Cadrò, sognando di volare

Il 1998 è l'anno in cui Marco Pantani riesce nell'impresa epica di vincere l'accoppiata Giro-Tour, cosa che dai tempi di Coppi nessun ciclista italiano era più riuscito a fare.
La  sua fine tragica, pochi anni dopo, distrutto da forze superiori alle sue possibilità e, molto probabilmente, da nemici troppo più potenti di lui, nulla toglie all'immenso valore di queste vittorie, che l'hanno consegnato per sempre nell'Olimpo del ciclismo mondiale e, allo stesso tempo, nel cuore e nella memoria di milioni di sportivi e di appassionati, che conservano intatta l'indelebile emozione di un'esperienza sportiva, ma anche umana, meravigliosamente memorabile.
Uno di questi appassionati è Fabio Genovesi, popolare scrittore toscano e innamorato di ciclismo, che in questo romanzo brioso, frizzante, intenso, divertente e profondo, immagina l'estate del 1998 vissuta da un giovane ventiquattrenne (Fabio, appunto) spedito a fare l'anno di servizio civile in un remoto monastero delle Alpi Apuane, dove non c'è niente da fare, se non passare le giornate con Don Mauro, un prete un po' svitato ma meccanico di prim'ordine, la Gina, una ragazza che si crede una gallina, e soprattutto Don Basagni, il "direttore" del monastero, uomo scorbutico e dalla parolaccia facile, ma anche lui fissato di ciclismo.

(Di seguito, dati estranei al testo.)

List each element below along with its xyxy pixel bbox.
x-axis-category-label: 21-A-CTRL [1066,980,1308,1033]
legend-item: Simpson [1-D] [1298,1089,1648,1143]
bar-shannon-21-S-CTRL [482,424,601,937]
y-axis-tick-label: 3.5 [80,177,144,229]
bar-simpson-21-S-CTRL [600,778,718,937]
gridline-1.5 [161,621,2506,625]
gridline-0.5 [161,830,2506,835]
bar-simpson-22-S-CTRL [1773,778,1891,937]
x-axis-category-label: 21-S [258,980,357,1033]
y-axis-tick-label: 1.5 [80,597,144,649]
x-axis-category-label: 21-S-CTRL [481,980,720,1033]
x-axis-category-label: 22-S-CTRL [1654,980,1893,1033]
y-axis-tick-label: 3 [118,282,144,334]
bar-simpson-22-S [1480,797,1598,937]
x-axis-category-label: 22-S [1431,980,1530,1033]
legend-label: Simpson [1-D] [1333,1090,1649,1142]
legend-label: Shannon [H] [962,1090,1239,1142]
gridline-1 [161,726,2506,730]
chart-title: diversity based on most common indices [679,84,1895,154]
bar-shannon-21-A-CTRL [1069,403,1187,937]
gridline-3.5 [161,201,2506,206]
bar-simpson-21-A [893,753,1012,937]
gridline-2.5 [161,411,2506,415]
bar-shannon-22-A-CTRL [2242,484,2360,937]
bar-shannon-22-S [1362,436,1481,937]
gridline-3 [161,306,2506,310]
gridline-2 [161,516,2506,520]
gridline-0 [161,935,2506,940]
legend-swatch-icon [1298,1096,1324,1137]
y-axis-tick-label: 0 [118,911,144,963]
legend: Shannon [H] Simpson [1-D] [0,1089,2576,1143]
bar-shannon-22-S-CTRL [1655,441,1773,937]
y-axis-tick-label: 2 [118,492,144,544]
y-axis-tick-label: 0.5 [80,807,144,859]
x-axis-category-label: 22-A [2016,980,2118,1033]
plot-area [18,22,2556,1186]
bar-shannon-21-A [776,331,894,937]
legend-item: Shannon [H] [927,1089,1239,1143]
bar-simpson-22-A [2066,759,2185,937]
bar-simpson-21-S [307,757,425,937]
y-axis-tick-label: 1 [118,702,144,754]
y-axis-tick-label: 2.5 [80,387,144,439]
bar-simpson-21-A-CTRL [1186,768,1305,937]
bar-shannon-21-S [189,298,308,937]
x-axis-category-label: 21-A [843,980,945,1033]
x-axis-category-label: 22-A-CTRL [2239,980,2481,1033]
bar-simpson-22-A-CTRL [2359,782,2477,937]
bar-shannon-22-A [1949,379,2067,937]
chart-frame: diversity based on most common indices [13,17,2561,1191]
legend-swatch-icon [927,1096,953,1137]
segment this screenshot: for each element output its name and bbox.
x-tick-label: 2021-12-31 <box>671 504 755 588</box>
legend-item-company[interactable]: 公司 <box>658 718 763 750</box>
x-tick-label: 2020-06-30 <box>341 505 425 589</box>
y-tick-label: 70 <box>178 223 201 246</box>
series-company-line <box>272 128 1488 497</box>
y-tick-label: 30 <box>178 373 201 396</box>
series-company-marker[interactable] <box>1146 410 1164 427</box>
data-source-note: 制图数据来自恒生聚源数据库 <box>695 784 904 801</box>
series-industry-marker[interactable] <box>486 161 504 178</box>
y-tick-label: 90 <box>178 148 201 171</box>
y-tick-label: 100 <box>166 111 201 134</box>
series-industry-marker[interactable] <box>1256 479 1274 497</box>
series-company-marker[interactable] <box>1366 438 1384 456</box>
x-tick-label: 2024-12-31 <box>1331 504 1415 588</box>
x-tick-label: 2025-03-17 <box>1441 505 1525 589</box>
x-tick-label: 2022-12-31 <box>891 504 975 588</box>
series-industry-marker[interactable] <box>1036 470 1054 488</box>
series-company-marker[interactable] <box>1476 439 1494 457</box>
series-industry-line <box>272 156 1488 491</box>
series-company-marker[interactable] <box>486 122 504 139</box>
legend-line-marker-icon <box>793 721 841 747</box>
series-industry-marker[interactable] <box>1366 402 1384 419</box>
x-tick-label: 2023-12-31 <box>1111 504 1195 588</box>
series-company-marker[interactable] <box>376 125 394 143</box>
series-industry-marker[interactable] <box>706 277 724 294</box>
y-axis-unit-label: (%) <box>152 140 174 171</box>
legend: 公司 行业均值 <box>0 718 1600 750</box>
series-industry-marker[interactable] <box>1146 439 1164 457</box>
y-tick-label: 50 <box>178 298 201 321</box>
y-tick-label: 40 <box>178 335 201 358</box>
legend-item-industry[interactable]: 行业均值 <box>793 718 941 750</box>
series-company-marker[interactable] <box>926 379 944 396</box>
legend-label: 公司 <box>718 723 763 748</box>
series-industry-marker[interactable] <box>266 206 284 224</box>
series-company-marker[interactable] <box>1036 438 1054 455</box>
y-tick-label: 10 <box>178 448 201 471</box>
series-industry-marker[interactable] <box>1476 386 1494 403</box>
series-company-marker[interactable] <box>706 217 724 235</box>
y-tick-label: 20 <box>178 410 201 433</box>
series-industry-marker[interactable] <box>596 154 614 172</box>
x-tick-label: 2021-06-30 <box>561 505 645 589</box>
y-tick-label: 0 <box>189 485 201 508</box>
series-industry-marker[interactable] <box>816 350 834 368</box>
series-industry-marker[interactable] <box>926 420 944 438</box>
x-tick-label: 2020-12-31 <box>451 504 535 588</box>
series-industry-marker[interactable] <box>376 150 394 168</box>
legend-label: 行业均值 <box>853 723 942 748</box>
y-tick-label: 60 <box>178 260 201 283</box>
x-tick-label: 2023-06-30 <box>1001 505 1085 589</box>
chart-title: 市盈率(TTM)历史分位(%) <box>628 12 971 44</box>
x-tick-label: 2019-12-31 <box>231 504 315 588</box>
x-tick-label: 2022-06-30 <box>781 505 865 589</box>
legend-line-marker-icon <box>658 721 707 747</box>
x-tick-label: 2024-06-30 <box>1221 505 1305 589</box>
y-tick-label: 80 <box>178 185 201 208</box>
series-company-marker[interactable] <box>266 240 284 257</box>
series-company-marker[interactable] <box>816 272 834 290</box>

Fabio è moralmente costretto a studiare Giurisprudenza, anche se non la sopporta, tanto che in cinque anni di università è riuscito a malapena a superare sette esami. Per evitare il servizio militare ha fatto domanda per il servizio civile come "educatore", nella speranza, in quell'anno di trovare un senso alla propria vita.
Perché il pesante dilemma di Fabio è proprio questo: cosa fare della propria vita? La strada che le circostanze gli hanno fatto imboccare è davvero la strada per lui? Oppure c'è un altro modo per vivere la propria vita ed essere felici?
I mesi passati al monastero e, soprattutto, la rude e sfrontata compagnia di Don Basagni con cui segue le tappe del Giro e del Tour urlando a squarciagola ad ogni scalata del Pirata, gli faranno capire che è possibile spostare il confine fra quello che si vuole fare e quello che si può fare. Proprio come Marco Pantani ha insegnato a tutti in quella meravigliosa, straordinaria e irripetibile estate del 1998.